The Adams Morgan Business Improvement District said it has no plans to resume the Reimbursable Detail Officer Program, which coordinated off-duty officers with MPD on weekends outside of businesses requesting their services. Executive Director Kirsten Barden said in an email, “Nightlife on those nights has not yet returned to pre-pandemic levels.”
Adams Morgan’s nightlife at one time brought large crowds to the neighborhood along 18th street on weekends. The Adams Morgan Partnership Business Improvement District was founded in 2005 and began coordinating MPD’s reimbursable detail officer program with the goal of improving safety in the neighborhood. The Covid-19 pandemic prompted the BID to end its use of the program as the city shut down. Nightlife restrictions have since been lifted, and the BID says it has no plans to resume its use of the RDO program.
In the BID’s five-year Business Plan for 2022-2026, they mention discussions of hiring a daytime RDO to patrol public parks and supplement MPDs daytime officers but say no decision has been made. Representatives of the BID were not available for an interview by the time of publication.
David Peruzzo owns dual bar and restaurant establishments, Pitchers and A League of Her Own. Peruzzo said he caters to LGBTQ+ clientele and is the only gay bar on 18th street.
Peruzzo said the program was something he would look into soon when his business started getting busier.
“We don’t really need it right now because we’re not that crazy,” he said. “Our customers also don’t like cops a lot. So it’s very hard for us to have one stationed outside our establishment the whole night.”
Peruzzo said he used the program when he worked in Dupont Circle. He said he didn’t go through a BID at that time as they didn’t have one. When asked for his reaction to the BID’s discontinued coordination of the program in Adams Morgan, he said he could still go through MPD directly.
“It might be a plus because if you have a BID, they’ll do some of the paperwork for you,” he said. “But I mean, it’s as much as filling out a form.”
The Adams Morgan BID coordinated off-duty officers through the MPD program to ensure officers stayed on their detail and were replaced if an officer took an arrest, Barden said in an email. The BID also tracked trends in crime to see what kinds of arrests were made each night, she said.
“For accountability, we had to coordinate it. We only paid for the coordinator and one sergeant who supervised,” Barden said.
He said he hadn’t had much involvement with the BID as his business is three years old, and spent half of that time during covid. He also said much of what the BID does hasn’t applied to his business.
“It’s hard for me because I am the only gay bar on the street, and I feel like Adams Morgan itself is very different,” Perruzzo said. “So when the BID does things, it’s stuff that doesn’t really apply to my bar, so I don’t participate that much.”
Brian Vasile owns Grand Central, a bar and restaurant on 18th street.

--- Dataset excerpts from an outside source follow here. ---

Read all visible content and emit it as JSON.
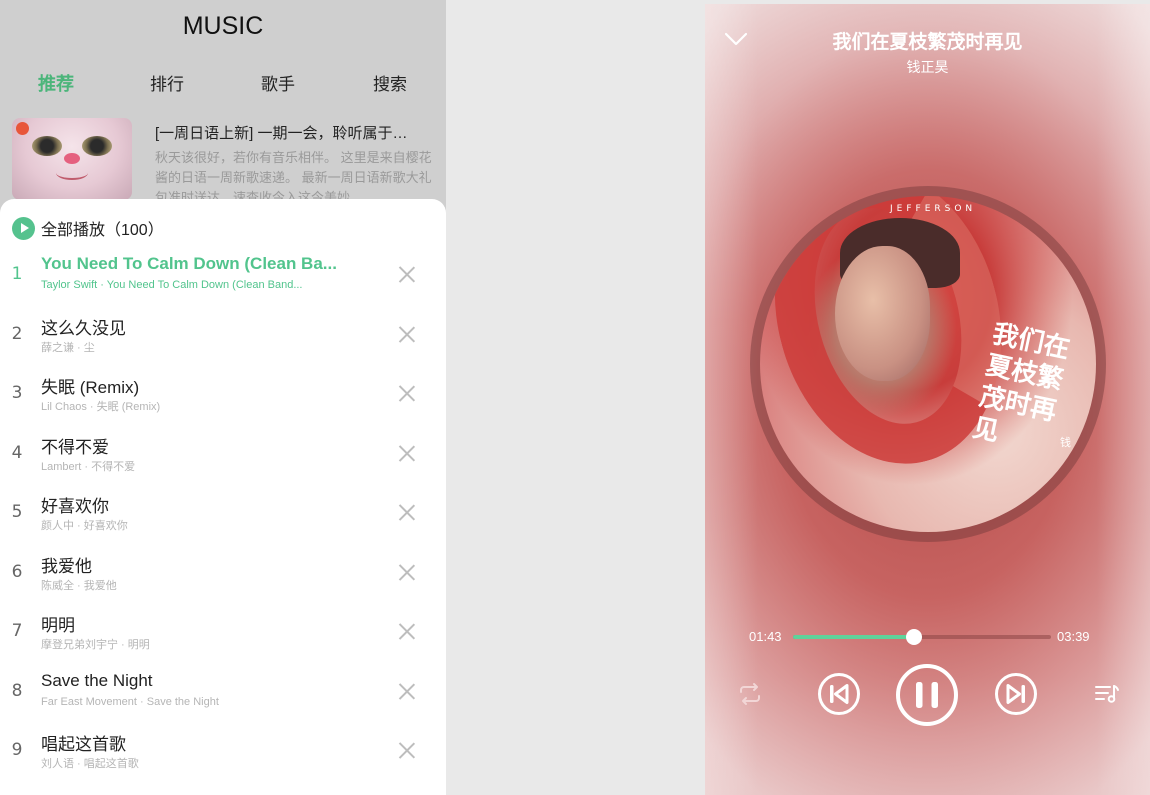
{
  "left": {
    "app_title": "MUSIC",
    "tabs": [
      {
        "label": "推荐",
        "active": true
      },
      {
        "label": "排行",
        "active": false
      },
      {
        "label": "歌手",
        "active": false
      },
      {
        "label": "搜索",
        "active": false
      }
    ],
    "playlist": {
      "title": "[一周日语上新] 一期一会，聆听属于…",
      "description": "秋天该很好，若你有音乐相伴。 这里是来自樱花酱的日语一周新歌速递。 最新一周日语新歌大礼包准时送达，速查收今入这今美妙"
    },
    "queue": {
      "play_all_label": "全部播放（100）",
      "songs": [
        {
          "index": "1",
          "title": "You Need To Calm Down (Clean Ba...",
          "subtitle": "Taylor Swift · You Need To Calm Down (Clean Band...",
          "active": true
        },
        {
          "index": "2",
          "title": "这么久没见",
          "subtitle": "薛之谦 · 尘",
          "active": false
        },
        {
          "index": "3",
          "title": "失眠 (Remix)",
          "subtitle": "Lil Chaos · 失眠 (Remix)",
          "active": false
        },
        {
          "index": "4",
          "title": "不得不爱",
          "subtitle": "Lambert · 不得不爱",
          "active": false
        },
        {
          "index": "5",
          "title": "好喜欢你",
          "subtitle": "颜人中 · 好喜欢你",
          "active": false
        },
        {
          "index": "6",
          "title": "我爱他",
          "subtitle": "陈威全 · 我爱他",
          "active": false
        },
        {
          "index": "7",
          "title": "明明",
          "subtitle": "摩登兄弟刘宇宁 · 明明",
          "active": false
        },
        {
          "index": "8",
          "title": "Save the Night",
          "subtitle": "Far East Movement · Save the Night",
          "active": false
        },
        {
          "index": "9",
          "title": "唱起这首歌",
          "subtitle": "刘人语 · 唱起这首歌",
          "active": false
        }
      ]
    },
    "colors": {
      "accent": "#52c48d",
      "panel_bg": "#cfcfcf"
    }
  },
  "player": {
    "song_title": "我们在夏枝繁茂时再见",
    "artist": "钱正昊",
    "album_art": {
      "brand": "JEFFERSON",
      "title_text": "我们在夏枝繁茂时再见",
      "side_text": "钱"
    },
    "current_time": "01:43",
    "duration": "03:39",
    "progress": 0.47,
    "controls": [
      "chevron-down-icon",
      "repeat-icon",
      "previous-icon",
      "pause-icon",
      "next-icon",
      "playlist-icon"
    ],
    "colors": {
      "progress_fill": "#5fd29a",
      "background": "#c45e5b"
    }
  }
}
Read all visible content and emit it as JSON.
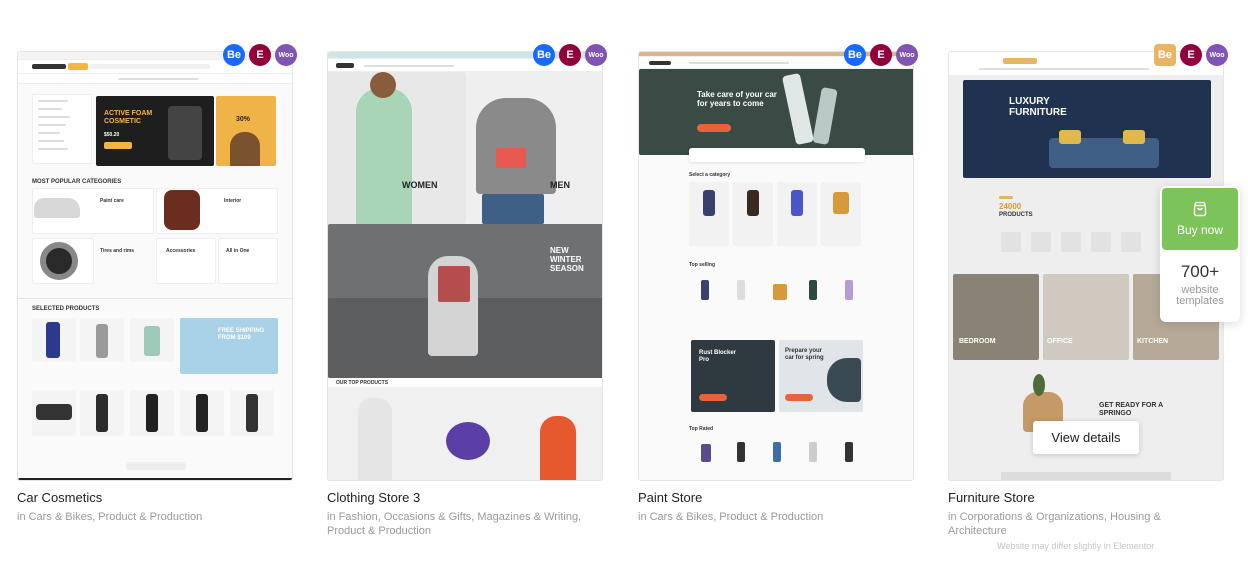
{
  "cards": [
    {
      "title": "Car Cosmetics",
      "categories": "in Cars & Bikes, Product & Production",
      "preview": {
        "promo": "ACTIVE FOAM COSMETIC",
        "promo_price": "$50.20",
        "side_promo": "30%",
        "section1": "MOST POPULAR CATEGORIES",
        "cat1": "Paint care",
        "cat2": "Interior",
        "cat3": "Tires and rims",
        "cat4": "Accessories",
        "cat5": "All in One",
        "section2": "SELECTED PRODUCTS",
        "banner": "FREE SHIPPING FROM $109"
      }
    },
    {
      "title": "Clothing Store 3",
      "categories": "in Fashion, Occasions & Gifts, Magazines & Writing, Product & Production",
      "preview": {
        "women": "WOMEN",
        "men": "MEN",
        "season": "NEW WINTER SEASON",
        "section": "OUR TOP PRODUCTS"
      }
    },
    {
      "title": "Paint Store",
      "categories": "in Cars & Bikes, Product & Production",
      "preview": {
        "hero": "Take care of your car for years to come",
        "section1": "Select a category",
        "section2": "Top selling",
        "promo1": "Rust Blocker Pro",
        "promo2": "Prepare your car for spring",
        "section3": "Top Rated"
      }
    },
    {
      "title": "Furniture Store",
      "categories": "in Corporations & Organizations, Housing & Architecture",
      "preview": {
        "hero": "LUXURY FURNITURE",
        "count": "24000",
        "count_label": "PRODUCTS",
        "room1": "BEDROOM",
        "room2": "OFFICE",
        "room3": "KITCHEN",
        "promo": "GET READY FOR A SPRINGO"
      }
    }
  ],
  "badges": {
    "behance": "Be",
    "elementor": "E",
    "woo": "Woo"
  },
  "buy_now": {
    "label": "Buy now",
    "count": "700+",
    "subtitle": "website templates",
    "icon": "shopping-bag-icon"
  },
  "view_details": "View details",
  "disclaimer": "Website may differ slightly in Elementor",
  "colors": {
    "behance": "#1769ff",
    "elementor": "#92003b",
    "woo": "#7f54b3",
    "buy": "#7cc35a",
    "paint_dark": "#3a4a44",
    "orange": "#e8623a",
    "furniture_navy": "#20324f"
  }
}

On Monday, they launched the District’s first independent sportsbook. As part of attaining his class B license to open the sportsbook, the city required extra security for his business.
Vasile served on the BID’s board from 2007 until 2012, when he left to open another restaurant in Bethesda. He said Grand Central has always used the RDO program since 2007 and that he goes through MPD directly for this.

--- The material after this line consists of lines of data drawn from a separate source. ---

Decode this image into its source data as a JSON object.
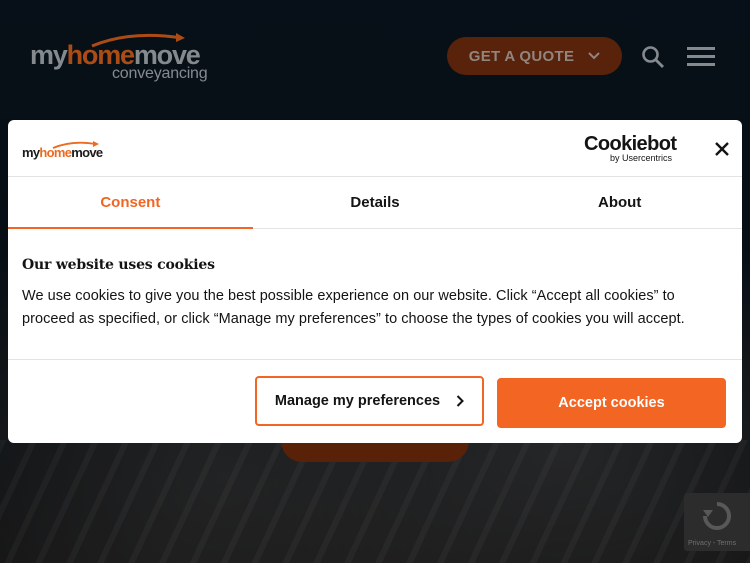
{
  "site": {
    "logo_main_pre": "my",
    "logo_main_accent": "home",
    "logo_main_post": "move",
    "logo_sub": "conveyancing",
    "quote_button": "GET A QUOTE",
    "recaptcha_text": "Privacy - Terms"
  },
  "dialog": {
    "logo_pre": "my",
    "logo_accent": "home",
    "logo_post": "move",
    "cookiebot_name": "Cookiebot",
    "cookiebot_sub": "by Usercentrics",
    "tabs": [
      {
        "label": "Consent"
      },
      {
        "label": "Details"
      },
      {
        "label": "About"
      }
    ],
    "title": "Our website uses cookies",
    "text": "We use cookies to give you the best possible experience on our website. Click “Accept all cookies” to proceed as specified, or click “Manage my preferences” to choose the types of cookies you will accept.",
    "manage_button": "Manage my preferences",
    "accept_button": "Accept cookies"
  },
  "colors": {
    "accent": "#f26522",
    "background": "#0d1620"
  }
}
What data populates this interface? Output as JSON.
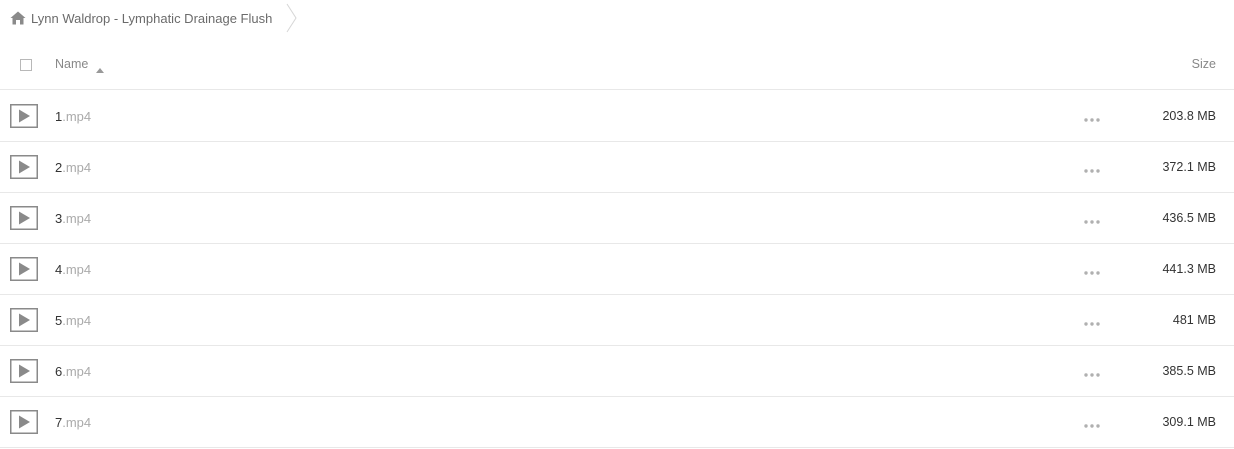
{
  "breadcrumb": {
    "home_icon": "home-icon",
    "label": "Lynn Waldrop - Lymphatic Drainage Flush"
  },
  "header": {
    "name_label": "Name",
    "size_label": "Size",
    "sort_icon": "sort-ascending-icon"
  },
  "files": [
    {
      "base": "1",
      "ext": ".mp4",
      "size": "203.8 MB"
    },
    {
      "base": "2",
      "ext": ".mp4",
      "size": "372.1 MB"
    },
    {
      "base": "3",
      "ext": ".mp4",
      "size": "436.5 MB"
    },
    {
      "base": "4",
      "ext": ".mp4",
      "size": "441.3 MB"
    },
    {
      "base": "5",
      "ext": ".mp4",
      "size": "481 MB"
    },
    {
      "base": "6",
      "ext": ".mp4",
      "size": "385.5 MB"
    },
    {
      "base": "7",
      "ext": ".mp4",
      "size": "309.1 MB"
    }
  ],
  "colors": {
    "icon_gray": "#8a8a8a",
    "divider": "#e8e8e8"
  }
}
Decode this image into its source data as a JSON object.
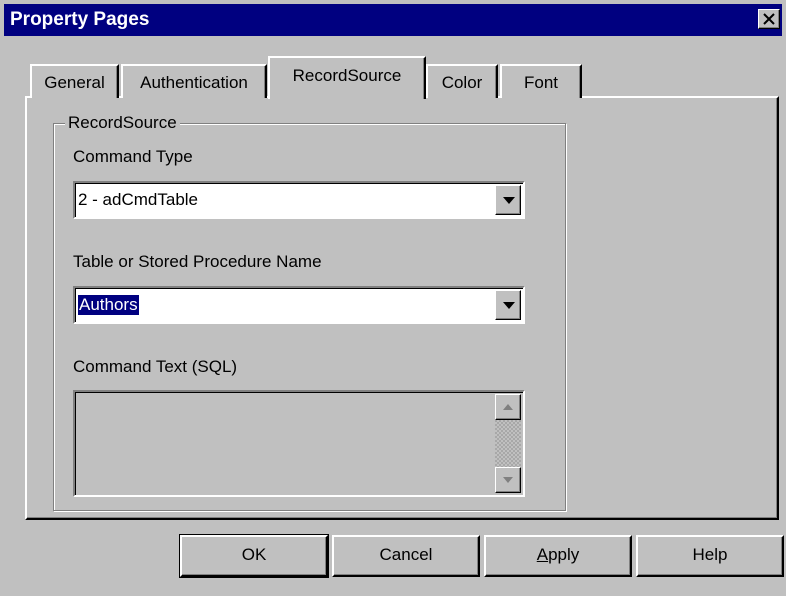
{
  "window": {
    "title": "Property Pages",
    "close_icon": "close-icon"
  },
  "tabs": [
    {
      "label": "General",
      "active": false
    },
    {
      "label": "Authentication",
      "active": false
    },
    {
      "label": "RecordSource",
      "active": true
    },
    {
      "label": "Color",
      "active": false
    },
    {
      "label": "Font",
      "active": false
    }
  ],
  "recordsource": {
    "group_label": "RecordSource",
    "command_type": {
      "label": "Command Type",
      "value": "2 - adCmdTable"
    },
    "table_name": {
      "label": "Table or Stored Procedure Name",
      "value": "Authors",
      "selected": true
    },
    "command_text": {
      "label": "Command Text (SQL)",
      "value": "",
      "enabled": false
    }
  },
  "buttons": {
    "ok": "OK",
    "cancel": "Cancel",
    "apply_mnemonic": "A",
    "apply_rest": "pply",
    "help": "Help"
  },
  "colors": {
    "titlebar": "#000080",
    "face": "#c0c0c0",
    "selection": "#000080"
  }
}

“I just know that we hire RDOs and they always do a great job. We love to have them,” he said.
Adams Morgan’s nightlife relies on tourism from both outside the District and from other parts of the city.

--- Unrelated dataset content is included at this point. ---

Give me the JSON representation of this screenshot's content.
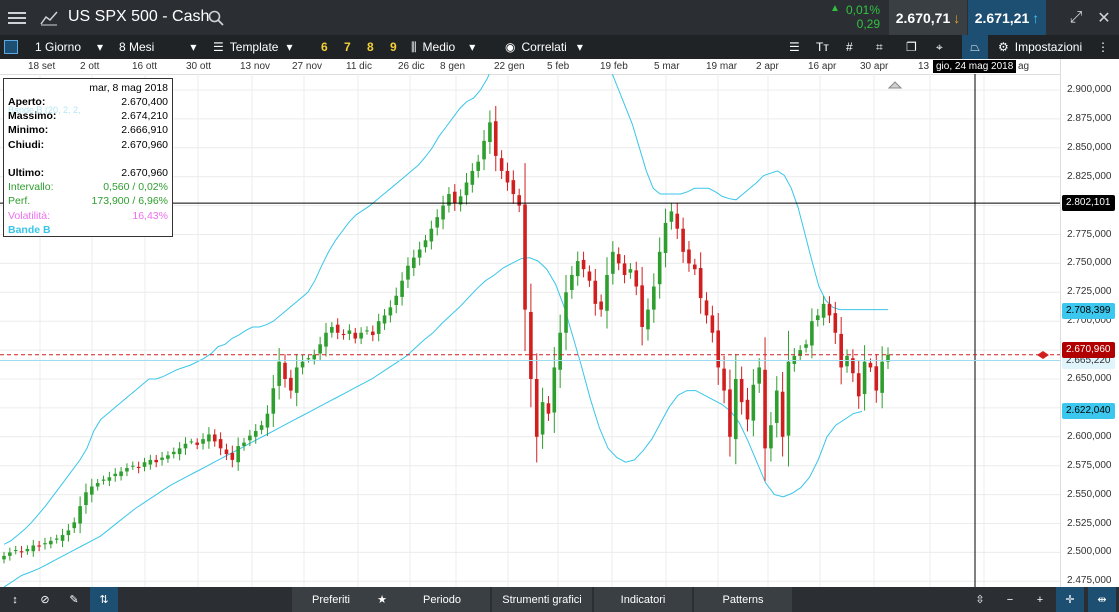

Joe Lapan, the co-owner of Songbyrd Music House, and Birdland records, which until recently was based out of Adams Morgan, says the neighborhood today faces increased competition around its nightlife.
“I mean, when I was a younger person, you would either go out in Adams Morgan or like maybe Georgetown or Dupont Circle,” Lapan said. “Now there’s like 10 times that many.”
Lapan was one of several business owners that criticized the Adams Morgan BID in a hearing earlier this year. His testimony mainly focused on how the BID measures its return on investments.
“It’s more important than ever that like a neighborhood that wants to be a successful business neighborhood have like a sort of focused strategy and a way to differentiate itself and promote itself,” Lapan said.
He said he believes in many ways the BID was a response to the problems of Adams Morgan at that time when the neighborhood’s nightlife scene posed problems around safety and cleanliness.
“In other words, I feel like, you know, 15, 20 years ago, you needed somebody to coordinate security and cleanup, and all the things that resulted from having almost too many people,” Lapan said. “As it’s evolved to me in the last five to ten years, you have a new set of problems.”
Lapan said he believes much of the BID’s focus remains on those problems, which he does not see as core to solving the issues of Adams Morgan today.
“It’s almost like we need to kind of get some people back to Adams Morgan,” Lapan said.
On May 6, 2020, the city’s ABC Board reduced ABRA’s funding for the RDO program to zero percent, according to records from the notice of emergency rulemaking. ABRA’s Chief of Staff Jared Powell said in an email that the ABC Board restored funding when restrictions for alcohol businesses were lifted. He said ABRA’s involvement with the program is limited to funding and that ABRA pays 65 percent of the costs while the requesting party is responsible for the balance. The BID sent invoices each month to businesses requesting an RDO.